Viral vs. Bacterial Infections
The distinction matters most when it comes to treatment. Bacteria are living cells that can reproduce independently. Antibiotics work by targeting structures or processes unique to bacterial cells, like their cell walls. Viruses have none of these structures, so antibiotics have zero effect on them. Taking antibiotics for a viral infection won’t help and contributes to antibiotic resistance.
That said, viral infections sometimes set the stage for secondary bacterial infections. A virus that damages the lining of your airways, for instance, can make it easier for bacteria to take hold. This is why patients hospitalized with severe respiratory viral infections are occasionally given antibiotics, not to fight the virus, but to prevent or treat a bacterial complication that develops on top of it.
How Viral Infections Are Diagnosed
Two main types of tests detect an active viral infection. Nucleic acid amplification tests, commonly known as PCR tests, are considered the gold standard. They work by amplifying tiny amounts of viral genetic material from a sample (usually a nose or throat swab) until there’s enough to detect. PCR tests are highly sensitive, meaning they catch infections even when viral levels are low.
Antigen tests look for specific proteins on the virus’s surface rather than its genetic material. They’re faster, often producing results in 15 to 30 minutes, but they’re less sensitive than PCR. A positive antigen test is reliable, but a negative one doesn’t always rule out infection, especially if you don’t have symptoms yet. Antibody tests (serology) detect past infection by looking for immune proteins in your blood rather than the virus itself.
Treatment Options
Most viral infections resolve on their own as your immune system clears the virus. For these, treatment focuses on managing symptoms: rest, fluids, fever reducers, and time.
For more serious or persistent viral infections, antiviral medications can help. These drugs work by interfering with specific steps in the virus’s replication cycle. Some block the virus from entering cells. Others prevent it from copying its genetic material or assembling new virus particles. Antivirals exist for influenza, HIV, hepatitis B, hepatitis C, herpes viruses, and COVID-19, among others. They tend to work best when started early in the infection, before the virus has replicated extensively.

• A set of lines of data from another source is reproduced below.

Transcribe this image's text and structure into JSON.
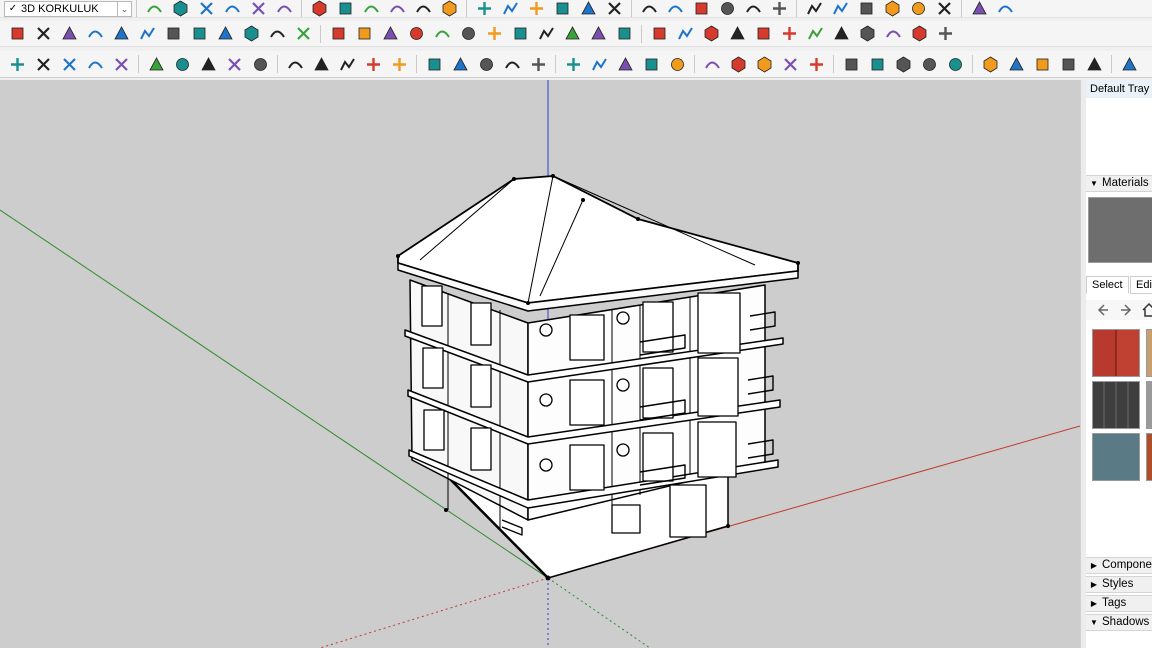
{
  "scene": {
    "selected": "3D KORKULUK",
    "check": "✓",
    "arrow": "⌄"
  },
  "tray": {
    "title": "Default Tray",
    "materials_label": "Materials",
    "tabs": [
      "Select",
      "Edit"
    ],
    "panels": [
      "Components",
      "Styles",
      "Tags",
      "Shadows"
    ],
    "materials_expanded": "▼",
    "collapsed": "▶"
  },
  "colors": {
    "viewport_bg": "#cdcdcd",
    "axis_red": "#c0392b",
    "axis_green": "#2e8b2e",
    "axis_blue": "#2b3fd1",
    "accent_red": "#d63a2c",
    "accent_orange": "#f09a1e",
    "accent_blue": "#1f74c9",
    "accent_green": "#3aa23a"
  },
  "toolbar_icons": {
    "row1": [
      "select-icon",
      "eraser-icon",
      "pencil-icon",
      "arc-icon",
      "paint-bucket-icon",
      "push-pull-icon",
      "follow-me-icon",
      "move-icon",
      "rotate-icon",
      "scale-icon",
      "tape-measure-icon",
      "text-icon",
      "paint-icon",
      "orbit-icon",
      "pan-icon",
      "zoom-icon",
      "zoom-extents-icon",
      "section-icon",
      "walk-icon",
      "look-around-icon",
      "position-camera-icon",
      "iso-view-icon",
      "top-view-icon",
      "front-view-icon",
      "right-view-icon",
      "back-view-icon",
      "left-view-icon",
      "xray-icon",
      "wireframe-icon",
      "hidden-line-icon",
      "shaded-icon",
      "texture-icon"
    ],
    "row2": [
      "solid-union-icon",
      "solid-intersect-icon",
      "solid-trim-icon",
      "solid-split-icon",
      "subtract-icon",
      "shell-icon",
      "curve-icon",
      "rect-icon",
      "wall-icon",
      "window-icon",
      "door-icon",
      "stair-icon",
      "railing-icon",
      "bezier-icon",
      "move-x-icon",
      "move-y-icon",
      "move-z-icon",
      "cone-icon",
      "pyramid-icon",
      "triangle-icon",
      "fillet-icon",
      "chamfer-icon",
      "offset-icon",
      "axes-icon",
      "box-icon",
      "undo-loop-icon",
      "group-icon",
      "component-icon",
      "explode-icon",
      "texture-tile-icon",
      "grid-icon",
      "grid2-icon",
      "scatter-icon",
      "lasso-icon",
      "array-icon",
      "layers-icon"
    ],
    "row3": [
      "extension-icon",
      "refresh-icon",
      "export-icon",
      "add-icon",
      "tree-icon",
      "terrain-icon",
      "checker-icon",
      "cloud-icon",
      "settings-icon",
      "mail-icon",
      "info-icon",
      "draw-path-icon",
      "curve2-icon",
      "tool-icon",
      "cut-icon",
      "knot-icon",
      "loop-icon",
      "bend-icon",
      "cube-icon",
      "sphere-icon",
      "twist-icon",
      "angle-icon",
      "angle2-icon",
      "line-icon",
      "sweep-icon",
      "ruler-icon",
      "prism-icon",
      "wave-icon",
      "mesh-icon",
      "hand-icon",
      "shape-icon",
      "leaf-icon",
      "flatten-icon",
      "skew-icon",
      "fan-icon",
      "fan2-icon",
      "cylinder-icon",
      "stair2-icon",
      "wall2-icon",
      "bevel-icon",
      "fold-icon"
    ]
  }
}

Newer approaches are in development, including treatments based on lab-made antibodies that neutralize viruses by binding to their surface proteins, and gene-editing tools that can target and cut viral DNA or RNA directly inside infected cells.
How Vaccines Prevent Viral Infections
Vaccines work by mimicking an infection without causing disease. They expose your immune system to an antigen, a harmless piece of the virus such as a weakened version of the whole virus, an inactivated virus, or a fragment of its surface protein. Your immune system responds by producing antibodies and training memory cells, so if you encounter the real virus later, your body recognizes it immediately and mounts a rapid defense.
Live-attenuated vaccines, which use a weakened form of the virus, tend to produce strong, long-lasting immunity that can last a lifetime. Non-live vaccines, which use inactivated virus or pieces of it, often require booster doses because the immune protection they generate fades over time. mRNA vaccines, like those developed for COVID-19, work by giving your cells instructions to build a viral protein that trains the immune system, without ever exposing you to the virus itself.
Vaccination remains the most effective tool for preventing viral infections. For viruses that mutate rapidly, like influenza and SARS-CoV-2, updated vaccines are needed periodically to keep pace with new variants.